Anne’s speech in the Tower might have seemed melodramatic if it had been played by a young Bette Davis—or, heaven forfend, Elizabeth Taylor! But Bujold’s fire, issuing from her petite frame and elfin face, her hair disheveled, her dark eyes glittering with pride, desperation, hurt, and vengeance, transformed the potentially hokey into an indelible, iconic moment. Even at a recent festival of Burton’s films, held by the British Film Institute, the audience was stirred, crying out, “Go, Anne, go, you tell him!”
20
“After watching this,” writes one contemporary Tudorphile, “you come away with the feeling that if that ain’t the way it really happened then it should’ve. I love the pride she displays even after Henry slaps her. She’s right, he’s wrong, and they both know it. As she goes on talking down to him, you can see him shriveling little by little and he nevermore was the man he’d once been.
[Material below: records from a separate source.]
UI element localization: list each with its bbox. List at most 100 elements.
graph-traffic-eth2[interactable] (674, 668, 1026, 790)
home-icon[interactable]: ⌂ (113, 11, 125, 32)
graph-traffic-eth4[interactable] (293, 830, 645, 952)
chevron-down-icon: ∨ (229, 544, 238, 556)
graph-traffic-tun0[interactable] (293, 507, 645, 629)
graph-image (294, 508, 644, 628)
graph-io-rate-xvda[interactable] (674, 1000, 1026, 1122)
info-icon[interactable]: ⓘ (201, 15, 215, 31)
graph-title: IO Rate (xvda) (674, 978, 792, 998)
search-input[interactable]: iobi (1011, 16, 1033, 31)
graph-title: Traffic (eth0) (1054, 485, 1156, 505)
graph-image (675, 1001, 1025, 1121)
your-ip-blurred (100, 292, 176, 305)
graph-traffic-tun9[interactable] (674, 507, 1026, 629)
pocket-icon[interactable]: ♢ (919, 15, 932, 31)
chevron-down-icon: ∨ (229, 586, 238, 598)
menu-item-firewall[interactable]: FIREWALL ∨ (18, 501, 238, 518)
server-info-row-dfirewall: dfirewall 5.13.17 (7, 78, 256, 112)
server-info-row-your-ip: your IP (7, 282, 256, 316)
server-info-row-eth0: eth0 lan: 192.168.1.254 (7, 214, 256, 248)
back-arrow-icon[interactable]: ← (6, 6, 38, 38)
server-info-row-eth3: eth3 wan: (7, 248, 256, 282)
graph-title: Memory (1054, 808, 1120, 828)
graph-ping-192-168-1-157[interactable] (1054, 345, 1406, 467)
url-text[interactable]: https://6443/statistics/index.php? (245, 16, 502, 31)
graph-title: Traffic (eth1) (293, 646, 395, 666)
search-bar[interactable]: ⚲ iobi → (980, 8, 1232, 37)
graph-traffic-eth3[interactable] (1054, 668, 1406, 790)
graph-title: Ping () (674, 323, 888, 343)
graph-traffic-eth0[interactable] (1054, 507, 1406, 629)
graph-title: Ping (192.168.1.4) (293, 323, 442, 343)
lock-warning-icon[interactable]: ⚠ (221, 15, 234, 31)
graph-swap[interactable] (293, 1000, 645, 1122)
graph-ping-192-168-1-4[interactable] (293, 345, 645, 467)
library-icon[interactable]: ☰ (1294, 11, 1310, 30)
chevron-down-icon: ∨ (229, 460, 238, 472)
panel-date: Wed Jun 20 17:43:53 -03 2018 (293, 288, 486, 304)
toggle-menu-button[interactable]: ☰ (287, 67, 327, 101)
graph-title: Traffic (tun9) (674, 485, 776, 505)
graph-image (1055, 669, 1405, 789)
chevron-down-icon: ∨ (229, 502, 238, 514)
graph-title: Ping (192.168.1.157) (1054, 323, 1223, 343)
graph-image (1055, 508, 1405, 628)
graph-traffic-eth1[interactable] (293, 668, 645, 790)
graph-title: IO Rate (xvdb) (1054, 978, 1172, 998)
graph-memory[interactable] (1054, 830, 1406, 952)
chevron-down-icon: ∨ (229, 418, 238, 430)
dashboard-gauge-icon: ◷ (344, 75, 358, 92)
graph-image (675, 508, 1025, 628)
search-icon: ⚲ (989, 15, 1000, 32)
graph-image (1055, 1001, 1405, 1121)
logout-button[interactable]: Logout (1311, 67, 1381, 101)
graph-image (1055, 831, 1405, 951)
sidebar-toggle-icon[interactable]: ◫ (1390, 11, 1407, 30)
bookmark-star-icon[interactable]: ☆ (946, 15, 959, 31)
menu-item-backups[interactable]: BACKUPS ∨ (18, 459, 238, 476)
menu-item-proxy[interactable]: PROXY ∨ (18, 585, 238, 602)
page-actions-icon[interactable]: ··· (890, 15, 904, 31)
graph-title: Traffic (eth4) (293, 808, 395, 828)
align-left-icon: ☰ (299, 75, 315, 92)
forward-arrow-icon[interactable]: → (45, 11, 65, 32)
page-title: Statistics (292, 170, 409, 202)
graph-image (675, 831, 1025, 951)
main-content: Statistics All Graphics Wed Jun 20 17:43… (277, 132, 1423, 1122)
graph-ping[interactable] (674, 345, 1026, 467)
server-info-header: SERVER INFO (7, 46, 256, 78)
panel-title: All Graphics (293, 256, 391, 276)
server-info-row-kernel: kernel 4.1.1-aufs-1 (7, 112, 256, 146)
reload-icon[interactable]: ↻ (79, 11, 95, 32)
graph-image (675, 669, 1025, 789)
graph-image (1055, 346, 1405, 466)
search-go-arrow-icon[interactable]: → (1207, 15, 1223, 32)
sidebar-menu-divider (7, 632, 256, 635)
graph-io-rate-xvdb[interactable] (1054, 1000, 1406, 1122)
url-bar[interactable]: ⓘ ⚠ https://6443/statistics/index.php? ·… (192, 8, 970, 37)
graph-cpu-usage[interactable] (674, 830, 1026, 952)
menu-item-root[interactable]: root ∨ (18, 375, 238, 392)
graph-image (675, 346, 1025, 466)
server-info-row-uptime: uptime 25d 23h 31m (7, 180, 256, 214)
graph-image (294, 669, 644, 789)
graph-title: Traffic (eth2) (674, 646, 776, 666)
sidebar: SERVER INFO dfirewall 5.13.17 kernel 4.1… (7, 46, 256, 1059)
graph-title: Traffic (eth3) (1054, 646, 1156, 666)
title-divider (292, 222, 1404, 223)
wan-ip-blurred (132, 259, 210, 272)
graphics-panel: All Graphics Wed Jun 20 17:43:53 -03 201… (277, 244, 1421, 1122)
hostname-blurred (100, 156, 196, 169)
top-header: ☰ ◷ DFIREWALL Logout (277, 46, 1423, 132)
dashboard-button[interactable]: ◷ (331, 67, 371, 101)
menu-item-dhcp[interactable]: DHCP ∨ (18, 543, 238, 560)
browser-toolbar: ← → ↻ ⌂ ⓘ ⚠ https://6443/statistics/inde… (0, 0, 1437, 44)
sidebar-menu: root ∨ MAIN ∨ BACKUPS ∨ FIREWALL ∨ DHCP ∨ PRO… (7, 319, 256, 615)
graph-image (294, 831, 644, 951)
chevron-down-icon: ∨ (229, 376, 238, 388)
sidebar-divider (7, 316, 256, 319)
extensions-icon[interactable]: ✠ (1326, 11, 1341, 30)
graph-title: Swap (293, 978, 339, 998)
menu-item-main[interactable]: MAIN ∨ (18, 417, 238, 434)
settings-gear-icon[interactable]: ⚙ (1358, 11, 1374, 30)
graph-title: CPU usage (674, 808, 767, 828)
Seems she got the last laugh in more ways than one.”
21

Bujold also did something with Anne’s famous—and famously ambiguous—behavior in the Tower that contributed to the believability of that final speech. Anne’s actions and comments, as she awaited her sentencing and then her death, provide some of the most intriguing clues to her personality. Unfortunately, they were recorded by Constable Kingston, a man who seems to have been tone-deaf to her sense of irony. In one iconic moment, for example, Anne had said to Kingston, upon arrival at the Tower and being told that she would be housed in the apartment she stayed in before her coronation, that it is “too good for her.”
22
Kingston reports that she then “kneeled down weeping, and in the same sorrow fell into a great laughing.”
23
One can interpret the weeping as relief and the laughter as hysterical, but Anne also laughed—in the same conversation with Kingston—when he told her that “even the King’s poorest subject hath justice.”
24
It’s hard to read that laughter as anything other than mocking Kingston’s naivete about the King’s “justice.” Similarly, Anne’s laughter over being housed in her coronation room can be read as a reaction to the bizarre, bitter irony of her situation. For a queen, of course, the apartment would hardly be “too good.” By saying so, Anne may have been pointing out to the clueless, uncomfortable Kingston that she was still, after all, the queen of England.